I couldn’t bare talking about it; intense shame would bubble up in a fiery red glow on my face, and with a faltering voice and tears brimming over, I would angrily change the subject or leave the room.
I became watchful—a watcher. My eyes staring into other people’s normality.
I was the girl with no eyebrows or eyelashes.
They called me “Spade Face.”
I was the girl who had bald patches and wore a bandana or a beanie.
They called me “Freak.”
I’d dress up for a night out and then add a bandana to cover up what I’d done to myself. I felt ridiculous.
I couldn’t bear anyone standing behind me in case they whipped off my bandana as a joke and revealed my deepest, most shameful secret, so I was on high alert at all times.
So I would just sit and watch.
“Stop staring,” people would say. But I couldn’t. I wanted to be like them so badly, but I was paralysed with fear and shame.
I couldn’t stop.
Just one hair. Okay, I’ll stop when I get one that feels really good.
A huge pile of hairs, discarded on the floor. Hastily scraped up and hidden at the bottom of the bin.
They tried gloves to stop me from doing it.
They took me to an expensive hair salon to have a hairpiece fitted.
If you look normal, you will feel better.
I will—or you will?
Unable to pull my hair out, I turned to disordered drinking and eating instead. I could only attract men who used and abused me.
And for the next 25 years, I would be in a constant, exhausting battle with my hair-pulling, addiction, and domestic abuse, and ultimately, I would end up battling for my life.
We live in a culture that pathologises everything. We think anything outside of the status quo needs to be removed, healed, and fixed as the cause of all our unhappiness. I can attest to feeling that my hair pulling was the cause of all my unhappiness as I endured years of whispers and stares, avoiding going to parties, and fiercely guarding my truth under caps, hats, and scarves.
What we tend to miss is that it is a symptom, a medicine, and a message and not an illness that needs to be removed, cured, or fixed. The reason it causes so much pain and misery is because of the external marginalisation and the internal suppression—not the behaviour itself.
The reason this confusion can continue unbounded is because of shame.
Shame is the silent oppressor that convinces us something is fundamentally wrong with us. It fuels the belief that we are broken and need fixing. However, the real illness lies in our lack of freedom and the suppression of our authentic selves. It is shame itself that keeps us trapped in the cycle of self-destruction rather than the behaviour or addiction we engage in.

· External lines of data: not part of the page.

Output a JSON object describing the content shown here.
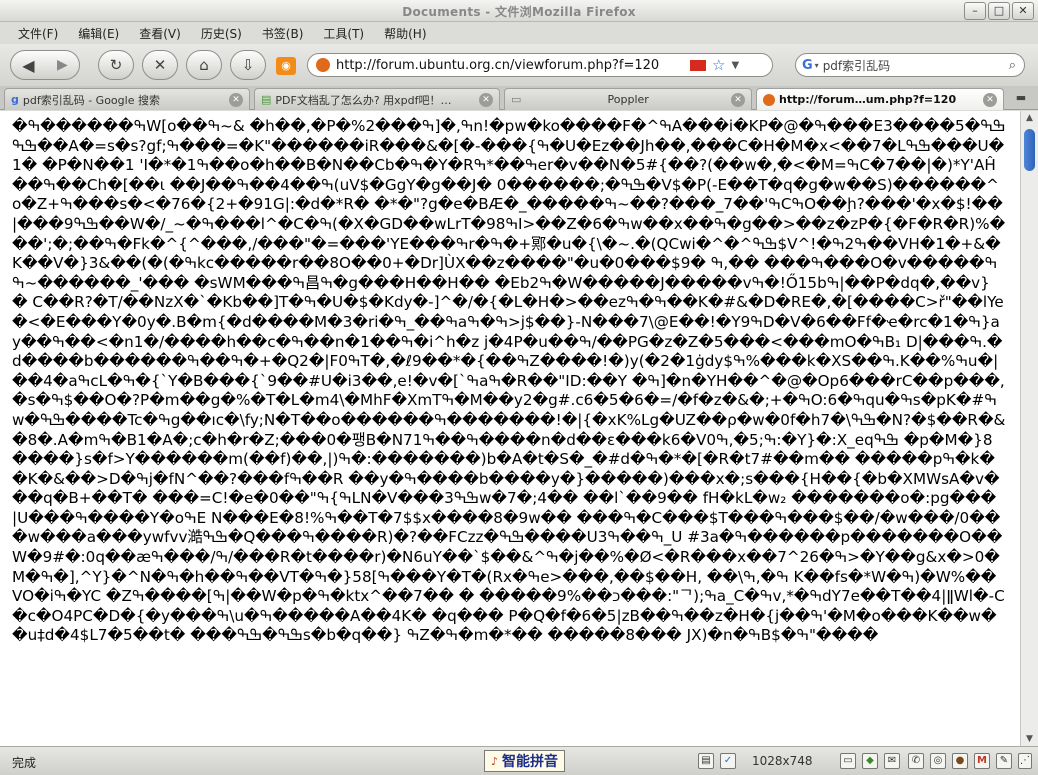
{
  "window": {
    "title": "Documents - 文件浏览 - Mozilla Firefox",
    "title_short": "Documents  -  文件浏Mozilla  Firefox"
  },
  "menu": [
    "文件(F)",
    "编辑(E)",
    "查看(V)",
    "历史(S)",
    "书签(B)",
    "工具(T)",
    "帮助(H)"
  ],
  "nav": {
    "url": "http://forum.ubuntu.org.cn/viewforum.php?f=120",
    "search_value": "pdf索引乱码"
  },
  "tabs": [
    {
      "label": "pdf索引乱码 - Google 搜索"
    },
    {
      "label": "PDF文档乱了怎么办? 用xpdf吧！…"
    },
    {
      "label": "Poppler"
    },
    {
      "label": "http://forum…um.php?f=120"
    }
  ],
  "content": {
    "garbled_text": "�ߒ������ߒW[o��ߒ~& �h��,�P�ߒ���%2]�,ߒn!�pw�ko����F�^ߒA���i�KP�@�ߒ���Eߒߒ�5����3��ߒߒA�=s�s?gf;ߒ���=�K\"������iR���&�[�-���{ߒ�U�Ez��Jh��,���C�H�M�x<��7�Lߒߒ���U�1� �P�N��1 'I�*�ߒ1��o�h��B�N��Cb�ߒ�Y�Rߒ��*ߒer�v��N�5#{��?(��w�,�<�M=ߒC�7��|�)*Y'AĤ��ߒ��Ch�[��ι ��J��ߒ��4��ߒ(uV$�GgY�g��J� ߒߒ�;������0�V$�P(-E��T�q�g�w��S)������^o�Z+ߒ���s�<�76�{2+�91G|:�d�*R� �*�\"?g�e�BÆ�_�����ߒ'��7_���?��~ߒCߒO��ḩ?���'�x�$!��|���ߒߒ9��W�/_~�ߒ���ⅼ^�C�ߒ(�X�GD��wLrT�98ߒI>��Z�ߒ�6w��x��ߒ�g��>��z�zP�{�F�R�R)%���';�;��ߒ�Fk�^{^���,/���\"�=���'YE���ߒr�ߒ�+鄍�u�{\\�~.�(QCwi�^�^ߒߒ$V^!�ߒ2ߒ��VH�1�+&�K��V�}3&��(�(�ߒkc�����r��8O��0+�Dr]ÙX��z����\"�u�0���$9� ߒ��� ��,ߒ���O�v�ߒ����ߒ~������_'��� �sWM���ߒ昌ߒ�g���H��H�� �Ebߒ2�W�����J�����vߒ�!Ő15bߒ|��P�dq�,��v} � C��R?�T/��NzX�`�Kb��]T�ߒ�U�$�Kdy�-]^�/�{�L�H�>��ezߒ�ߒ��K�#&�D�RE�,�[����C>ř\"��lYe�<�E���Y�0y�.B�m{�d����M�3�ri�ߒ��_ߒaߒ�ߒ>j$��}-N���7\\@E��!�Y9ߒD�V�6��Ff�ҽ�rc�ߒ�1}ay��ߒ��<�n1�/����h��c�ߒ��n�1��ߒ�i^h�z j�4P�u��ߒ/��PG�z�Z�5���<���mO�ߒB₁ D|���ߒ.�d����b������ߒ��ߒ�+�Q2�|F0ߒT�,�ℓ9��*�{��ߒZ����!�)y(�2�1ġdy$ߒ%���k�XS��ߒ.K��%ߒu�|��4�aߒcL�ߒ�{`Y�B���{`9��#U�i3��,e!�v�[`ߒaߒ�R��\"ID:��Y �ߒ]�n�YH��^�@�Op6���rC��p���,�s�ߒ$��O�?P�m��g�%�T�L�m4\\�MhF�XmTߒ�M��y2�g#.c6�5�6�=/�f�z�&�;+�ߒO:ߒ�6qu�ߒs�pK�#ߒw�ߒߒ����Tc�ߒg��ıc�\\fy;N�T��o������ߒ�������!�|{�xK%Lg�UZ��ρ�w�0f�hߒߒ\\�7�N?�$��R�&�8�.A�mߒ�B1�A�;c�h�r�Z;���0�팽B�N7ߒ��ߒ1����n�d��ɛ���k6�Vߒ;5�,ߒ0:�Y}�:X_eqߒߒ �p�M�}8����}s�f>Y������m(��f)��,|)ߒ�:�������)b�A�t�S�_�#d�ߒ�*�[�R�t7#��m��  �����pߒ�k��K�&��>D�ߒj�fN^��?���fߒ��R ��y�ߒ����b����y�}�����)���x�;s���{H��{�b�XMWsA�v���q�B+��T� ���=C!�e�0��\"ߒ{ߒLN�V���ߒߒ3w�7�;4�� ��l`��9�� fH�kL�w₂ �������o�:pg��� |U���ߒ����Y�oߒE N���E�ߒ%!8��T�7$$x����8�9w�� ���ߒ�C���$T���ߒ���$��/�w���/0���w���a���ywfvv澔ߒߒ�Q���ߒ����R)�?��FCzz�ߒߒ����U3ߒ��ߒ_U #3a�ߒ������p�������O��W�9#�:0q��æߒ/���ߒ/���R�t����r)�N6uY��`$��&^ߒ�j��%�Ø<�R���x��7^2ߒ�6>�Y��g&x�>0�M�ߒ�],^Y}�^N�ߒ�h��ߒ��VT�ߒ�}ߒ]58���Y�T�(Rx�ߒe>���,��$��H, ��\\ߒ�,ߒ K��fs�*W�ߒ)�W%��VO�iߒ�YC �Zߒ]����ߒ|��W�p�ߒ�ktx^��7�� � �����9%��כ���:\"ᄀ);ߒa_C�ߒv,*�ߒdY7e��T��4|ǁWl�-C�c�O4PC�D�{�y���ߒ\\u�ߒ�����A��4K� �q��� P�Q�f�6�5|zB��ߒ��z�H�{j��ߒ'�M�o���K��w��u‡d�4$L7�5��t� ���ߒߒ�ߒߒs�b�q��} ߒZ�ߒ�m�*�� �����8��� JX)�n�ߒB$�ߒ\"����"
  },
  "status": {
    "text": "完成",
    "ime_label": "智能拼音",
    "resolution": "1028x748"
  }
}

Does that mean I give myself the green light to pull my hair out unchecked? Of course not. It means I now understand the intelligence behind it. I did the work, I asked the questions, and I understood what the message was. And once I understood the message, it no longer became a battle of wills that I’d never win.
Peeling back the layers of shame to find the intelligence beneath took me on a journey back through time, to terrifying teachers and being ridiculed in class, to constant shaming for daydreaming, to witnessing the volatile breakdown of my parent’s marriage and much more. It took me through my sensory sensitivities and painful memories of getting in trouble for “being difficult” through ADHD diagnosis, through reconnecting to my most spiritual needs and practices, and meandered its way through a paradox of needing time alone and yet being desperately lonely.

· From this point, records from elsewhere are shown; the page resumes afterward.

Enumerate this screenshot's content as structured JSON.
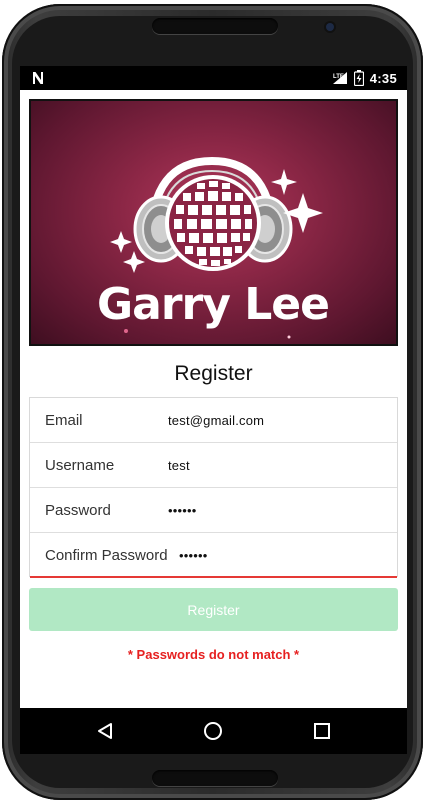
{
  "status_bar": {
    "time": "4:35",
    "left_icon": "n-notification-icon",
    "right_icons": [
      "lte-signal-icon",
      "battery-charging-icon"
    ]
  },
  "banner": {
    "logo_text": "Garry Lee"
  },
  "form": {
    "title": "Register",
    "fields": [
      {
        "label": "Email",
        "value": "test@gmail.com"
      },
      {
        "label": "Username",
        "value": "test"
      },
      {
        "label": "Password",
        "value": "••••••"
      },
      {
        "label": "Confirm Password",
        "value": "••••••"
      }
    ],
    "submit_label": "Register",
    "error_message": "* Passwords do not match *"
  },
  "colors": {
    "accent_button": "#b1e8c4",
    "error": "#e62020",
    "active_underline": "#e53935",
    "banner_bg": "#8c2746"
  },
  "nav_bar": {
    "icons": [
      "back-icon",
      "home-icon",
      "recents-icon"
    ]
  }
}
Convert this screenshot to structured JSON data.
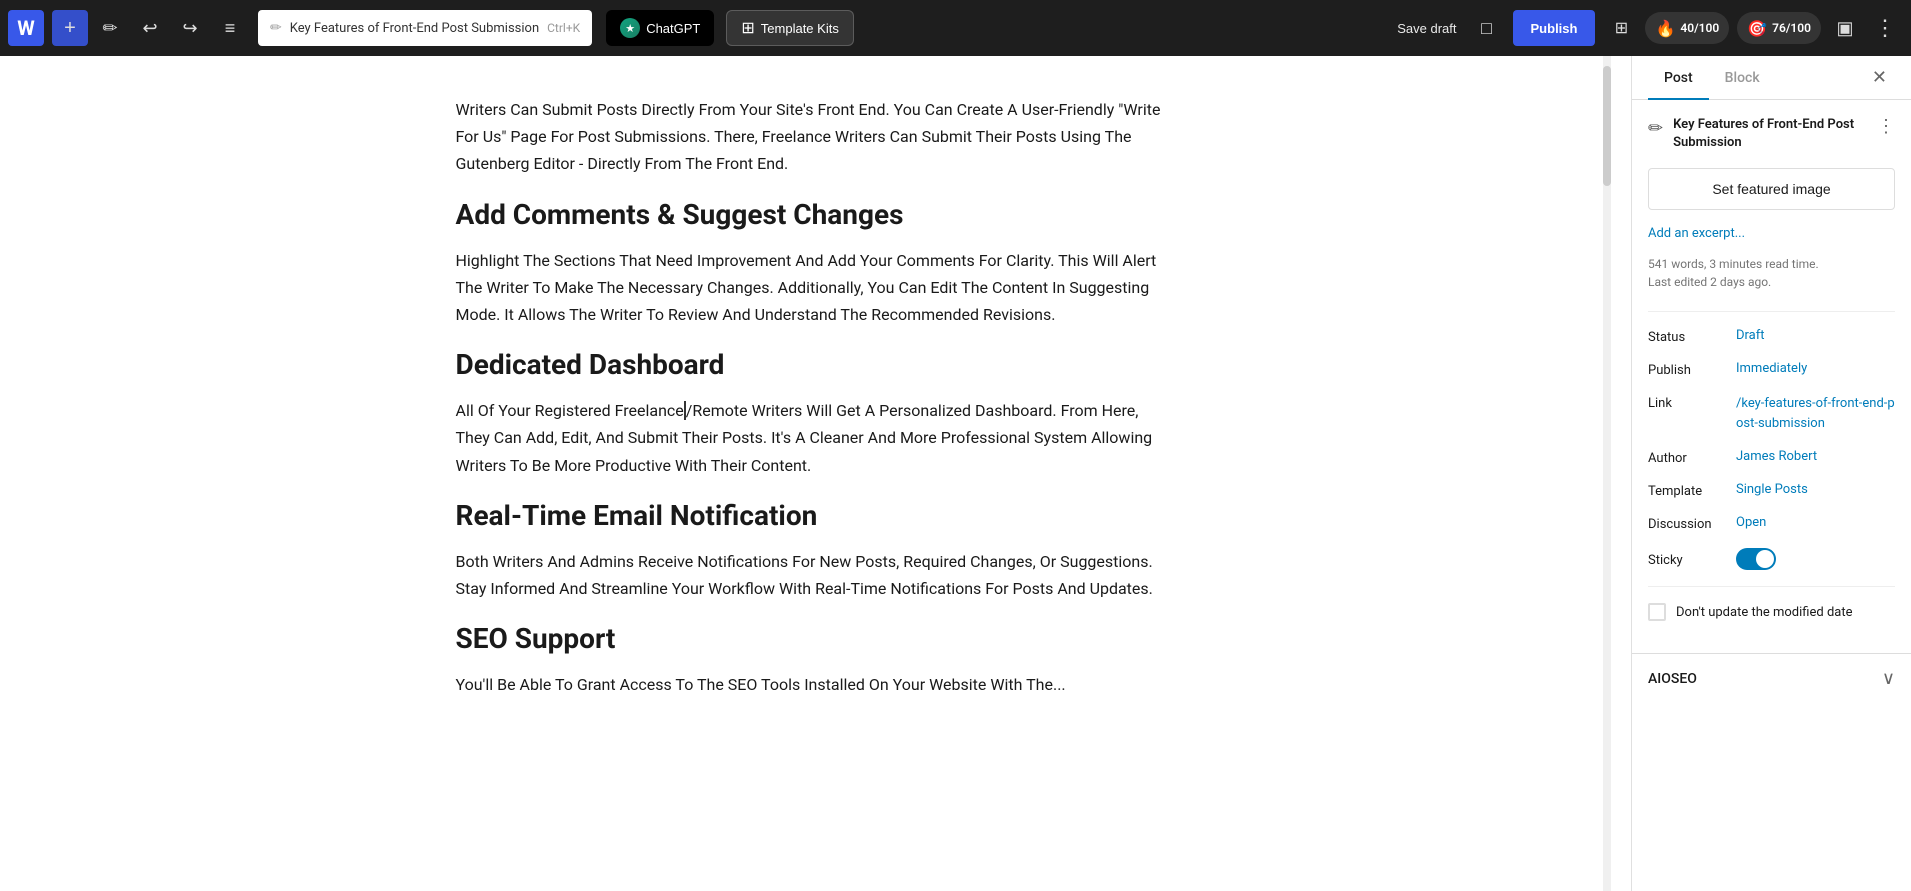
{
  "toolbar": {
    "wp_logo": "W",
    "add_block_label": "+",
    "tools_label": "✏",
    "undo_label": "↩",
    "redo_label": "↪",
    "document_overview_label": "≡",
    "post_title": "Key Features of Front-End Post Submission",
    "shortcut": "Ctrl+K",
    "chatgpt_label": "ChatGPT",
    "template_kits_label": "Template Kits",
    "save_draft_label": "Save draft",
    "publish_label": "Publish",
    "view_icon": "□",
    "puzzle_icon": "⊞",
    "score1_label": "40/100",
    "score2_label": "76/100",
    "more_options_label": "⋮"
  },
  "editor": {
    "sections": [
      {
        "type": "paragraph",
        "text": "Writers Can Submit Posts Directly From Your Site's Front End. You Can Create A User-Friendly \"Write For Us\" Page For Post Submissions. There, Freelance Writers Can Submit Their Posts Using The Gutenberg Editor - Directly From The Front End."
      },
      {
        "type": "heading",
        "text": "Add Comments & Suggest Changes"
      },
      {
        "type": "paragraph",
        "text": "Highlight The Sections That Need Improvement And Add Your Comments For Clarity. This Will Alert The Writer To Make The Necessary Changes. Additionally, You Can Edit The Content In Suggesting Mode. It Allows The Writer To Review And Understand The Recommended Revisions."
      },
      {
        "type": "heading",
        "text": "Dedicated Dashboard"
      },
      {
        "type": "paragraph",
        "text": "All Of Your Registered Freelance/Remote Writers Will Get A Personalized Dashboard. From Here, They Can Add, Edit, And Submit Their Posts. It's A Cleaner And More Professional System Allowing Writers To Be More Productive With Their Content."
      },
      {
        "type": "heading",
        "text": "Real-Time Email Notification"
      },
      {
        "type": "paragraph",
        "text": "Both Writers And Admins Receive Notifications For New Posts, Required Changes, Or Suggestions. Stay Informed And Streamline Your Workflow With Real-Time Notifications For Posts And Updates."
      },
      {
        "type": "heading",
        "text": "SEO Support"
      },
      {
        "type": "paragraph",
        "text": "You'll Be Able To Grant Access To The SEO Tools Installed On Your Website With The..."
      }
    ]
  },
  "sidebar": {
    "tab_post_label": "Post",
    "tab_block_label": "Block",
    "close_label": "✕",
    "doc_title": "Key Features of Front-End Post Submission",
    "doc_menu_label": "⋮",
    "featured_image_label": "Set featured image",
    "add_excerpt_label": "Add an excerpt...",
    "word_count_info": "541 words, 3 minutes read time.\nLast edited 2 days ago.",
    "status_label": "Status",
    "status_value": "Draft",
    "publish_label": "Publish",
    "publish_value": "Immediately",
    "link_label": "Link",
    "link_value": "/key-features-of-front-end-post-submission",
    "author_label": "Author",
    "author_value": "James Robert",
    "template_label": "Template",
    "template_value": "Single Posts",
    "discussion_label": "Discussion",
    "discussion_value": "Open",
    "sticky_label": "Sticky",
    "sticky_enabled": true,
    "dont_update_date_label": "Don't update the modified date",
    "aioseo_label": "AIOSEO",
    "aioseo_chevron": "∨"
  }
}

It is not reliving childhood trauma; even though one might recall these events, we do not seek to cure or heal. We simply acknowledge and collect another piece of the puzzle. It is a journey of curiosity, compassion, and radical self-acceptance.
At the root of our deepest shame lies our greatest power. Our deepest shame is not a burden to be carried but a catalyst for transformation. And it is through embracing our vulnerabilities and understanding the messages they convey that we find our greatest power. By shedding the cloak of shame and embracing our authentic selves, we can embark on a path of self-empowerment and liberation.
Listen to the intelligence you have inside you. Look underneath the shame for the message.